[dropcap]U[/dropcap]no de los grandes aportes del pensamiento liberal a la teoría y la práctica de los sistemas de gobierno es haber definido a la ley como fuente legítima del ejercicio del poder y límite al ejercicio de la autoridad para evitar el abuso y la arbitrariedad.
John Locke fue el primero en formular esta idea en el siglo XVII en su debate intelectual con Thomas Hobbes sobre la estructuración del Estado, pues entendió que la teoría de este último en su libro El Leviatán, si bien hizo aportes importantes sobre la primacía del principio de igualdad y el acuerdo de voluntades como base de la creación del Estado, conducía al despotismo por no establecer límites claros al poder ni reconocer propiamente a la libertad como una condición inherente e irrenunciable de la persona.
Desde ese tiempo en adelante la pregunta más importante de la teoría política ha sido la de cómo establecer límites al poder no solo desde un punto de vista normativo, sino también práctico y eficaz.
Como lo expresó James Madison, arquitecto de la Constitución de Estados Unidos y uno de los más agudos pensadores constitucionalistas de todos los tiempos: “No puede negarse que el poder tiende a extenderse y que se le debe refrenar eficazmente para que no pase de los límites que se le asignen. Por tanto, después de diferenciar en teoría las distintas clases de poderes, según que sean de naturaleza legislativa, ejecutiva o judicial, la próxima tarea, y la más difícil, consiste en establecer medidas prácticas para que cada uno pueda defenderse contra las extralimitaciones de los otros”.
Desde esta perspectiva, la ley no es entendida simplemente como un canon descriptivo que pauta una determinada conducta -la ley en sentido estrictamente formal-, sino también como herramienta vital que se sustenta en valores, hábitos, prácticas y operatividad institucional -la ley en sentido material-. Esto refiere a dos planos: el jurídico-formal y el material-institucional que están llamados a complementarse y reforzarse mutuamente.

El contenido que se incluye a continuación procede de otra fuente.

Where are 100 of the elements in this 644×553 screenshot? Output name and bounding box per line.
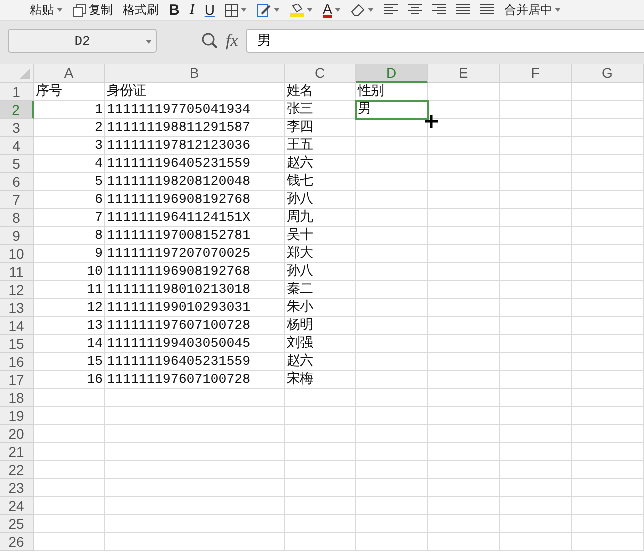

En ninguna sociedad hay una armonía perfecta entre estos dos planos; siempre existe algún nivel de separación, pues no es posible que haya una “legalidad perfecta” en la que no haya tensión o desvío en el mundo práctico de lo que determina el orden normativo. La idea de un poder judicial independiente y una Administración Pública objetiva e imparcial es precisamente otro gran aporte del pensamiento liberal para hacer posible que lo que ocurre en la realidad se asemeje lo más posible a lo que pauta la ley.
El problema se presenta cuando existe un abismo pronunciado entre el orden normativo y el funcionamiento práctico de las instituciones. Hay sociedades en que esta separación es casi total, lo que da lugar a la tipificación de Estado fallido, mientras que en otras, si bien no se llega a este extremo, la distancia entre lo jurídico-formal y la realidad práctica institucional es suficientemente pronunciada y genera una disfuncionalidad en el Estado y la sociedad. De ahí viene la expresión de que se puede tener “buenas leyes”, pero mala aplicación de éstas.
El problema es mucho más profundo que una simple mala aplicación de la ley, pues se trata de superar una visión formalista de la ley para darle un sustento cultural, práctico e institucional.
No hay fórmulas mágicas ni “guías prácticas” de cómo superar el abismo entre lo normativo y lo práctico-institucional. En esto interviene la voluntad política, la cultura, la estructura social, las formas de relación de los partidos y sus clientelas, en fin, una variedad de factores cuya transformación no puede ser el resultado ni de una proclama ni de una nueva ley ni de una expresión de buen deseo, sino de esfuerzos en una diversidad de espacios y procesos que apunten en la dirección de acercar cada vez más el orden normativo al funcionamiento práctico de las instituciones.